Tuesday Nov 08, 2011

An Introduction to Methodology in Comparative and International Education

By nature, Comparativists engage in explanations of why educational systems and processes vary and how education relates to wider social factors and forces. The comparativists’ interest in explanations leads to the use of epistemologies in order to study issues and the comparativists’ preference of a particular epistemology over another lead to distinctions between the methodological schools of comparative education.

In academia, the common distinctions in methodology are the dichotomies of qualitative and quantitative under which fall all sorts of methods or research designs, i.e., historical analysis, content analysis, discourse analysis, phenomenological, hermeneutical, case study, statistical analysis, ethnographic, grounded theory, survey research, experimental studies, etc. While acknowledging the distinctions qualitative and quantitative, Comparative education adds distinctions based on mode of reasoning that are unique to its field; these distinctions cannot pin-pointedly be matched with qualitative and quantitative, i.e., nomothetic and ideographic. The tendency of equating ideographic with qualitative and nomothetic with quantitative is to be avoided because a study can be ideographic and use quantitative elements or nomothetic yet use qualitative elements. Therefore, while appropriate to use qualitative and quantitative, comparative education approach is better characterized as ideographic or nomothetic. The word nomothetic is rooted in the Latin nomo, which means law or rule; while the word ideographic is rooted in the Latin ideo, which means individual or particular unit.

Nomothetic approach isolates a few social factors to identify underlying trends and patterns and apply these trends and patterns to schooling in order to arrive at a general explanation of a class of educational actions or events. It depends on the idea of regularity and that if phenomena are regular then there is a possibility of prediction, and in the assumption that phenomena are related (or correlated) and influence each other. Here the researcher uses the scientific method to test hypothesis cross-culturally (cross-nationally), an instrument developed by Durkheim in the late nineteenth century. In short, nomothetic epistemology seeks to find a predicting stream of social phenomena by hinging on hypothesis testing and generating cross-national generalizations.

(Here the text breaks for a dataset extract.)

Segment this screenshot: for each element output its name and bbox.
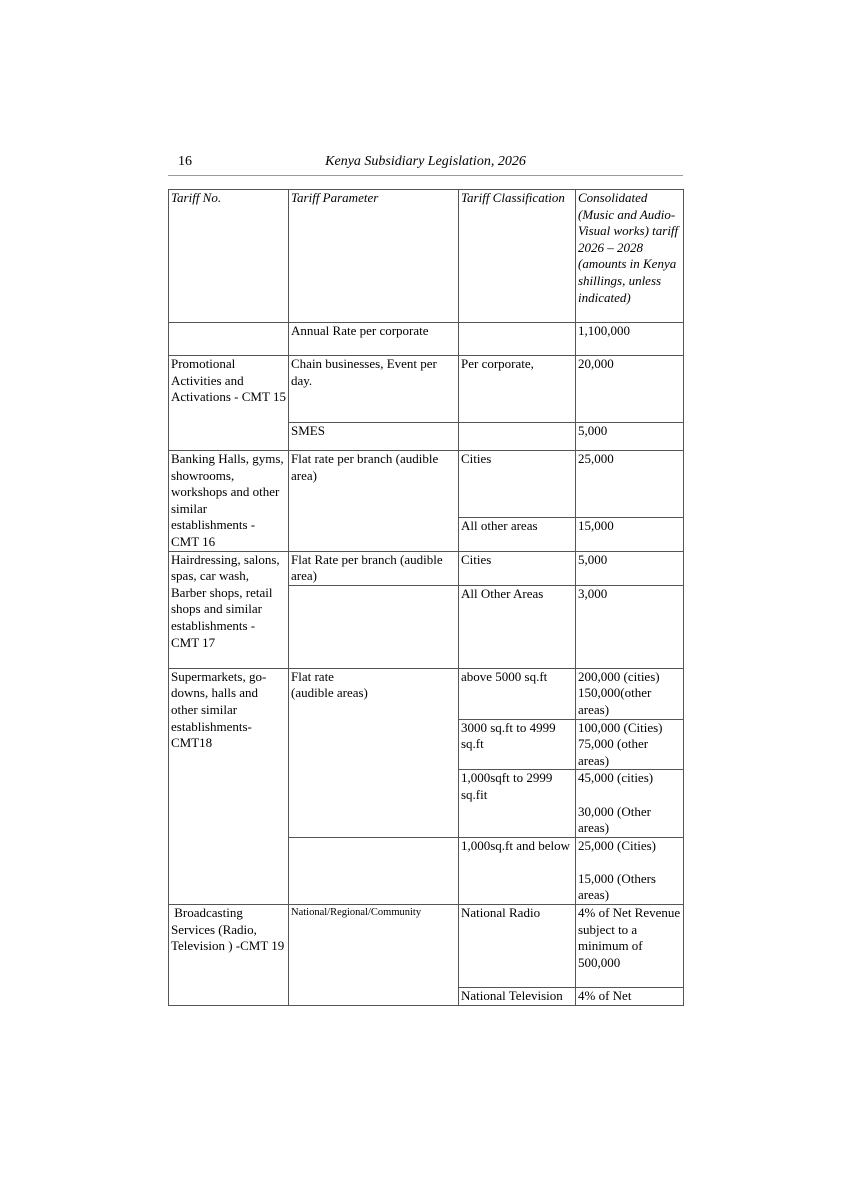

Ideographic approach analyzes the special social and cultural circumstances that differentiate schooling in one society from another. It seeks to yield (deep) understanding or verstehen of issues related to education, an acquisition of a special insight deriving from intensive study of school-society relationships. Ideographic studies do not necessitate hypothesis testing to legitimize their claim, but hinge on socio-cultural expertise. Sadler went beyond the cross-national generalizations by introducing the concept of spiritual force, which he viewed as the force that upholds the school system and accounts for its efficiency. His major discontent with nomothetic generalizations was embodied in the metaphor of a child strolling through a garden and picking off flowers form one bush and leaves from another with hope of planting a tree from the gathered ingredients.

Nomothetic scholars advocate that everything is related independent of context. For example, studies of returns to investments in education are strictly based on numeric indicators (e.g., statistical comparison of level of education between men and women) of various countries across the world; uniqueness of context is not a concern in describing why returns in education are higher in some countries and low in others nor why are they different within one country and between men and women in view of cultural and historical considerations.

On the other hand, ideographic scholars advocate that everything is relative to context, particularly cultural context. This school comes close to relativism, phenomenology, postmodernism, hermeneutics, etc.

[I am of the opinion that when combined, both approaches generate a formidable study. When we manage to back up our socio-cultural versthen with hypothesis testing (not necessarily testing a complex relationship between independent and dependent variables), our findings not only become less susceptible to criticism by one camp or another, but they become enhanced with a cross-field appreciation and respect.]